Symbols of Inequality
There are four main inequality symbols:
- <: less than
- >: greater than
- ≤: less than or equal to
- ≥: greater than or equal to
Understanding Linear Inequalities
Linear inequalities involve variables like x or y. They can be written in the form: \(ax + b < c\), \(ax + b > c\), \(ax + b \le c\), or \(ax + b \ge c\). Here, a, b, and c are numbers.
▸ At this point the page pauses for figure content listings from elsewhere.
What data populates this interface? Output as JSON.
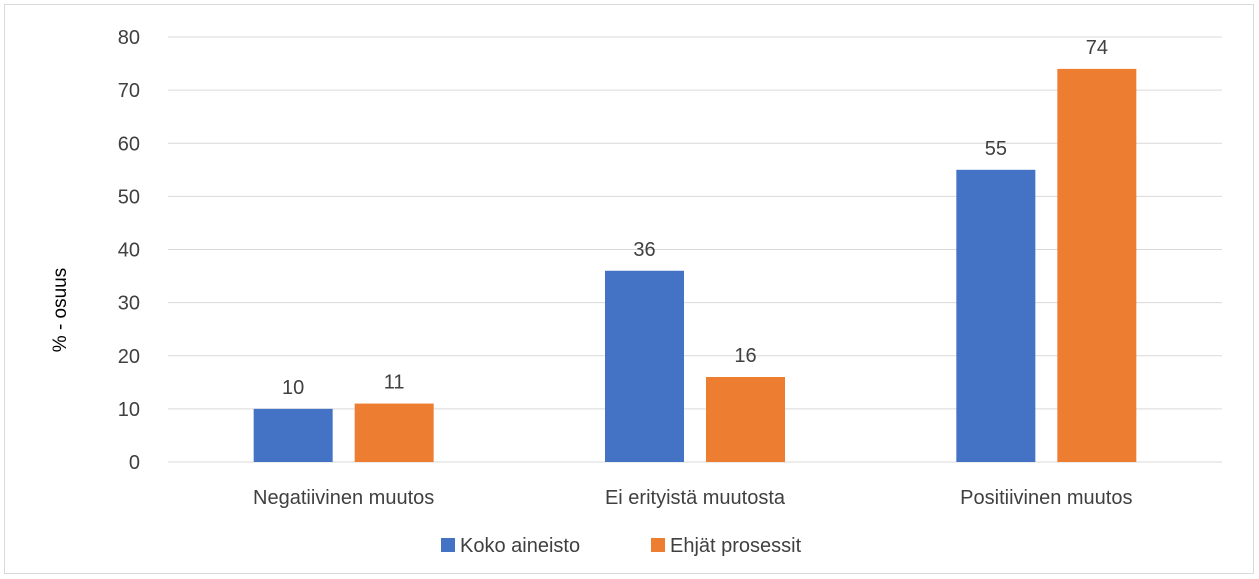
{
  "chart_data": {
    "type": "bar",
    "categories": [
      "Negatiivinen muutos",
      "Ei erityistä muutosta",
      "Positiivinen muutos"
    ],
    "series": [
      {
        "name": "Koko aineisto",
        "values": [
          10,
          36,
          55
        ],
        "color": "#4472C4"
      },
      {
        "name": "Ehjät prosessit",
        "values": [
          11,
          16,
          74
        ],
        "color": "#ED7D31"
      }
    ],
    "ylabel": "% - osuus",
    "xlabel": "",
    "ylim": [
      0,
      80
    ],
    "yticks": [
      0,
      10,
      20,
      30,
      40,
      50,
      60,
      70,
      80
    ],
    "grid": true,
    "legend_position": "bottom",
    "data_labels": true
  }
}
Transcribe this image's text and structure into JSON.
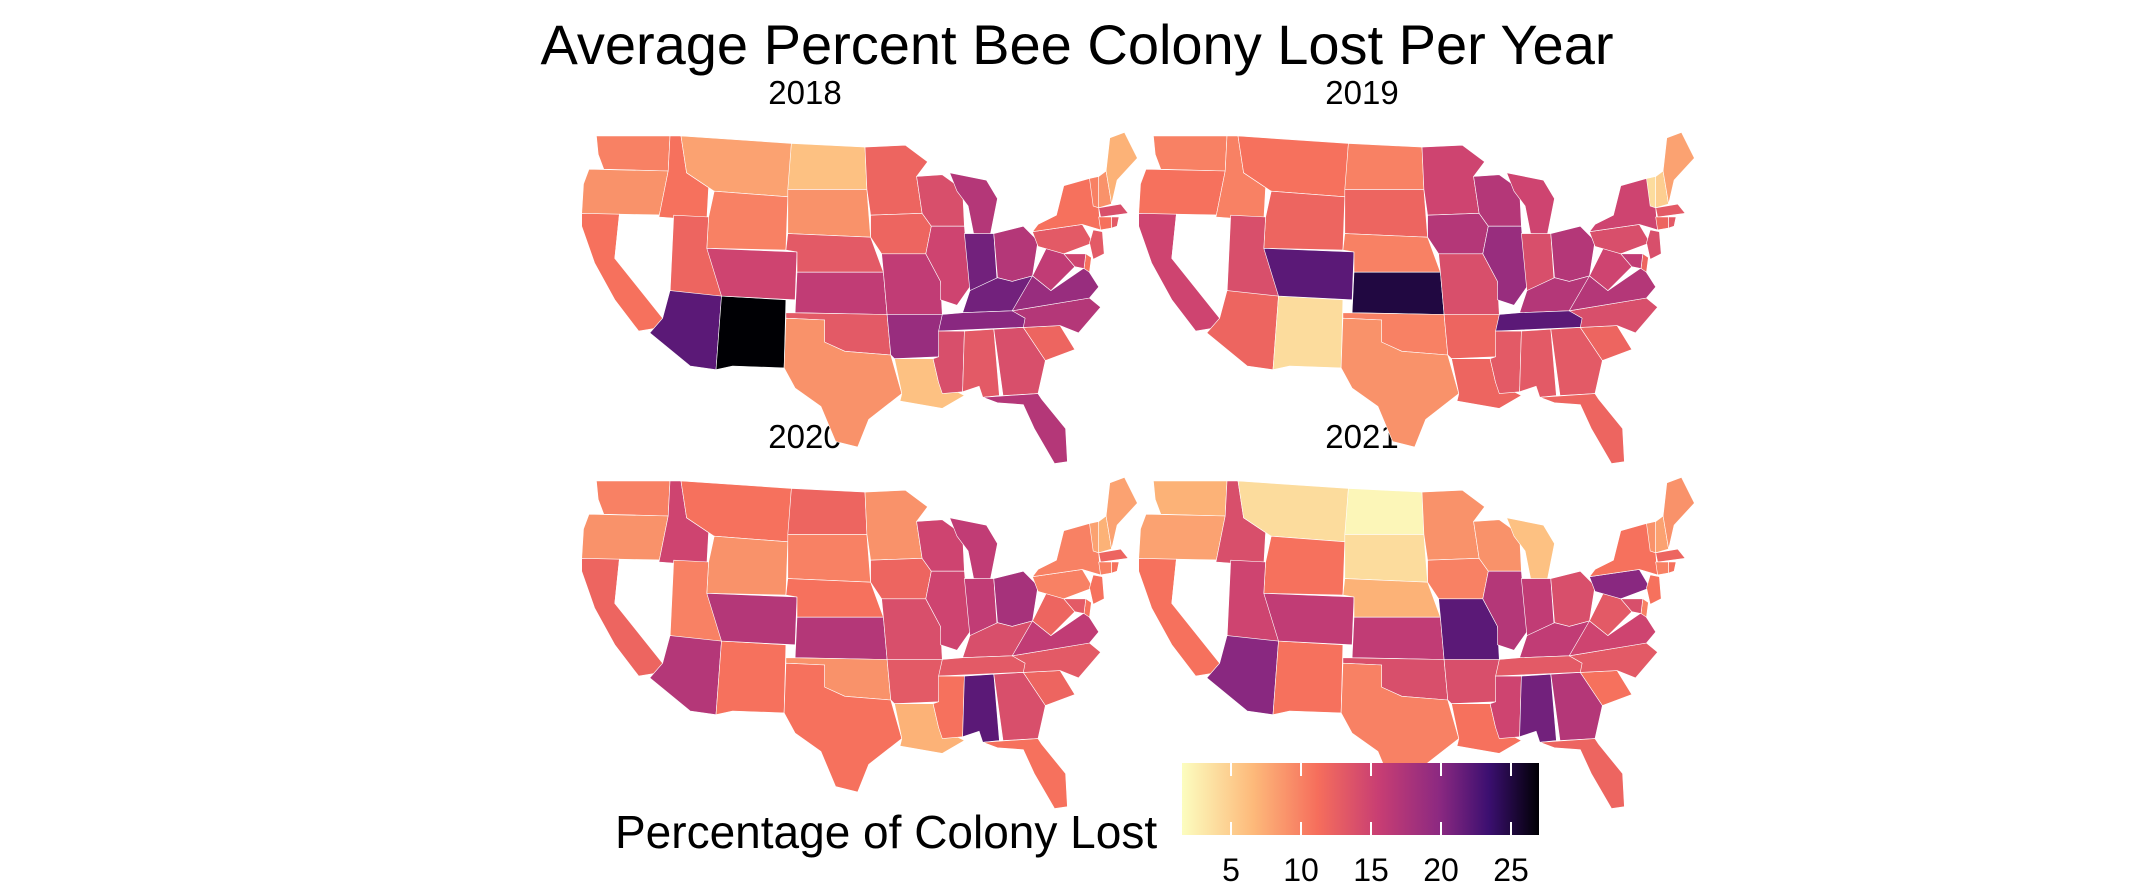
{
  "title": "Average Percent Bee Colony Lost Per Year",
  "legend": {
    "title": "Percentage of Colony Lost",
    "ticks": [
      5,
      10,
      15,
      20,
      25
    ],
    "range": [
      1.5,
      27
    ],
    "palette": "magma"
  },
  "chart_data": {
    "type": "choropleth",
    "region": "contiguous United States",
    "missing_states": [
      "NV"
    ],
    "panels": [
      {
        "label": "2018",
        "values": {
          "WA": 10,
          "OR": 9,
          "CA": 11,
          "ID": 11,
          "MT": 8,
          "WY": 10,
          "UT": 12,
          "AZ": 22,
          "NM": 27,
          "CO": 15,
          "ND": 6,
          "SD": 9,
          "NE": 13,
          "KS": 16,
          "OK": 13,
          "TX": 9,
          "MN": 12,
          "IA": 12,
          "MO": 16,
          "AR": 19,
          "LA": 6,
          "WI": 14,
          "IL": 15,
          "MI": 17,
          "IN": 21,
          "OH": 17,
          "KY": 21,
          "TN": 20,
          "MS": 14,
          "AL": 13,
          "GA": 14,
          "FL": 17,
          "SC": 12,
          "NC": 17,
          "VA": 19,
          "WV": 16,
          "PA": 13,
          "NY": 11,
          "VT": 10,
          "NH": 9,
          "ME": 7,
          "MA": 14,
          "CT": 11,
          "RI": 13,
          "NJ": 13,
          "DE": 11,
          "MD": 15
        }
      },
      {
        "label": "2019",
        "values": {
          "WA": 10,
          "OR": 11,
          "CA": 15,
          "ID": 10,
          "MT": 11,
          "WY": 12,
          "UT": 14,
          "AZ": 12,
          "NM": 4,
          "CO": 22,
          "ND": 10,
          "SD": 12,
          "NE": 10,
          "KS": 25,
          "OK": 10,
          "TX": 9,
          "MN": 15,
          "IA": 17,
          "MO": 14,
          "AR": 12,
          "LA": 12,
          "WI": 17,
          "IL": 19,
          "MI": 15,
          "IN": 14,
          "OH": 17,
          "KY": 17,
          "TN": 22,
          "MS": 13,
          "AL": 13,
          "GA": 13,
          "FL": 12,
          "SC": 12,
          "NC": 14,
          "VA": 17,
          "WV": 15,
          "PA": 14,
          "NY": 15,
          "VT": 4,
          "NH": 5,
          "ME": 8,
          "MA": 13,
          "CT": 12,
          "RI": 13,
          "NJ": 14,
          "DE": 12,
          "MD": 16
        }
      },
      {
        "label": "2020",
        "values": {
          "WA": 10,
          "OR": 9,
          "CA": 12,
          "ID": 15,
          "MT": 11,
          "WY": 9,
          "UT": 10,
          "AZ": 17,
          "NM": 11,
          "CO": 17,
          "ND": 12,
          "SD": 10,
          "NE": 11,
          "KS": 17,
          "OK": 9,
          "TX": 11,
          "MN": 9,
          "IA": 12,
          "MO": 14,
          "AR": 13,
          "LA": 7,
          "WI": 15,
          "IL": 15,
          "MI": 16,
          "IN": 16,
          "OH": 18,
          "KY": 14,
          "TN": 13,
          "MS": 11,
          "AL": 22,
          "GA": 14,
          "FL": 11,
          "SC": 12,
          "NC": 13,
          "VA": 16,
          "WV": 12,
          "PA": 10,
          "NY": 10,
          "VT": 8,
          "NH": 7,
          "ME": 8,
          "MA": 12,
          "CT": 10,
          "RI": 11,
          "NJ": 11,
          "DE": 11,
          "MD": 13
        }
      },
      {
        "label": "2021",
        "values": {
          "WA": 7,
          "OR": 8,
          "CA": 11,
          "ID": 14,
          "MT": 4,
          "WY": 11,
          "UT": 15,
          "AZ": 20,
          "NM": 11,
          "CO": 16,
          "ND": 2,
          "SD": 4,
          "NE": 7,
          "KS": 16,
          "OK": 14,
          "TX": 10,
          "MN": 9,
          "IA": 10,
          "MO": 22,
          "AR": 14,
          "LA": 11,
          "WI": 9,
          "IL": 17,
          "MI": 6,
          "IN": 16,
          "OH": 14,
          "KY": 16,
          "TN": 13,
          "MS": 15,
          "AL": 21,
          "GA": 17,
          "FL": 12,
          "SC": 11,
          "NC": 13,
          "VA": 15,
          "WV": 13,
          "PA": 20,
          "NY": 11,
          "VT": 9,
          "NH": 8,
          "ME": 9,
          "MA": 12,
          "CT": 10,
          "RI": 11,
          "NJ": 11,
          "DE": 10,
          "MD": 14
        }
      }
    ]
  }
}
Let's go over some examples:
Example 1
Solve the inequality \(2x + 3 < 7\).
- First, we subtract 3 from both sides:
\(2x + 3 - 3 < 7 - 3\)
Simplifies to \(2x < 4\).
- Next, we divide by 2 on both sides:
\(\frac{2x}{2} < \frac{4}{2}\)
Simplifies to \(x < 2\).
Example 2
Solve the inequality \(4x - 5 > 3\).
- Add 5 to both sides:
\(4x - 5 + 5 > 3 + 5\)
Simplifies to \(4x > 8\).
- Divide by 4 on both sides:
\(\frac{4x}{4} > \frac{8}{4}\)
Simplifies to \(x > 2\).
Example 3
Solve the inequality \(-3x + 2 \le 11\).
- Subtract 2 from both sides:
\(-3x + 2 - 2 \le 11 - 2\)
Simplifies to \(-3x \le 9\).
- Divide by -3 on both sides and reverse the inequality sign:
\(\frac{-3x}{-3} \ge \frac{9}{-3}\)
Simplifies to \(x \ge -3\).
Graphing Linear Inequalities
We can show linear inequalities on a number line:
Summary of Key Points
- Linear inequalities use inequality symbols like <, >, ≤, and ≥.
- They can be solved similar to linear equations by performing arithmetic operations on both sides.
- When multiplying or dividing by a negative number, reverse the inequality sign.
- Graphing inequalities on a number line helps visualize the solution.